November 30th, 2007 by Hugh Kennedy

If any of you have saved an issue of say, Fast Company or Red Herring from late 1999 or early 2000 – my favorite issue contains an article on how Google is a completely silly name and that the company will go nowhere with it – you’ll notice how picking up the magazine may threaten to put your back out. (Best to leave it on the floor as a doorstop.) Today, only Vanity Fair, W, and Oprah seem to be infested with print ads in the way that tech publications used to be. Average issues of ComputerWorld or BIO-IT World seem as thin as the inserts that used to be tipped into the dotcom-era magazines of seven years ago.

Which is precisely why there may be more value than you think in print advertising right now. Prices, certainly, have never been more negotiable. As I mentioned in a previous post, one vendor offered to throw in the print program free if we bought the online program for a client. And though marketing may be a game of fishing where the fish are most of the time, success also is a function of standing out where your competitors aren’t. To quote my colleague Mike O’Toole, it’s all part of good marketing arbitrage.

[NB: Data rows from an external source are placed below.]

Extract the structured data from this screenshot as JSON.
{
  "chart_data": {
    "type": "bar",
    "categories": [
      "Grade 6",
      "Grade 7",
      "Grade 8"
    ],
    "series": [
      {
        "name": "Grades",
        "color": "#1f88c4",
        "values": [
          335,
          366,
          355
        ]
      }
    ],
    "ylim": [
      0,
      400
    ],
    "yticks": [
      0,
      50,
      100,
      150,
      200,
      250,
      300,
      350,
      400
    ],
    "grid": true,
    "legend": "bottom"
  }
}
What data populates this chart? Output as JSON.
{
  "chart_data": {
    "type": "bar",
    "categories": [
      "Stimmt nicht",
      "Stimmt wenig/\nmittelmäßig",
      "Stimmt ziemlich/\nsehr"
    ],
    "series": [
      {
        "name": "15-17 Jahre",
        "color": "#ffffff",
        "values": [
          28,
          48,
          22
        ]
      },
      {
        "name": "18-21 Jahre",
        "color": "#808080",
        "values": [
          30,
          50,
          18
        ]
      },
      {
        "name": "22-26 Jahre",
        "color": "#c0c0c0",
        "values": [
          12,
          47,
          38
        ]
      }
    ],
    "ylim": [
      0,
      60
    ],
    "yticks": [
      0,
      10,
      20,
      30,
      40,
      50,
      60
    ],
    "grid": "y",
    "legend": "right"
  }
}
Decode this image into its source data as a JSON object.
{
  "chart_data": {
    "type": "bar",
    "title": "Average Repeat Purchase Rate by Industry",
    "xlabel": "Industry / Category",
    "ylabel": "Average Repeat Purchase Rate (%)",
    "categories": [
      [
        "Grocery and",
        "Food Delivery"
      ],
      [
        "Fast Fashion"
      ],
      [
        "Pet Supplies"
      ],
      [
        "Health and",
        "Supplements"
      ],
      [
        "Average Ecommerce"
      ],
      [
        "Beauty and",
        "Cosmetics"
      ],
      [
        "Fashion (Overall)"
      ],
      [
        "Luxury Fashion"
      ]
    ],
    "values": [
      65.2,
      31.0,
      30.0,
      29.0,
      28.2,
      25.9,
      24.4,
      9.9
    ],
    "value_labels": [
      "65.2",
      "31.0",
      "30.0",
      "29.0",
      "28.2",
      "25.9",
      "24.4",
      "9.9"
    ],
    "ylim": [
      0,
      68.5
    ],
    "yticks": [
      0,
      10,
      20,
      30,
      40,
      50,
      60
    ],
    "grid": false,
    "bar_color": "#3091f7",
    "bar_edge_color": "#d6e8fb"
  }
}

No, print subscriptions aren’t what they used to be. Readership is down and advertising is down. But your target audience is still spending time with magazines and print publications. The eyeballs aren’t always online. And if you had the opportunity to be the only advertiser in a magazine along with Microsoft, IBM and SAP, wouldn’t you jump at the chance?

One Response to “New life in an old advertising format”

  1. DJHowatt Says:

    Hugh,
    Great point. Too often marketers get caught up in the hot media and forget that our job is to consider ALL available means to reach our audiences.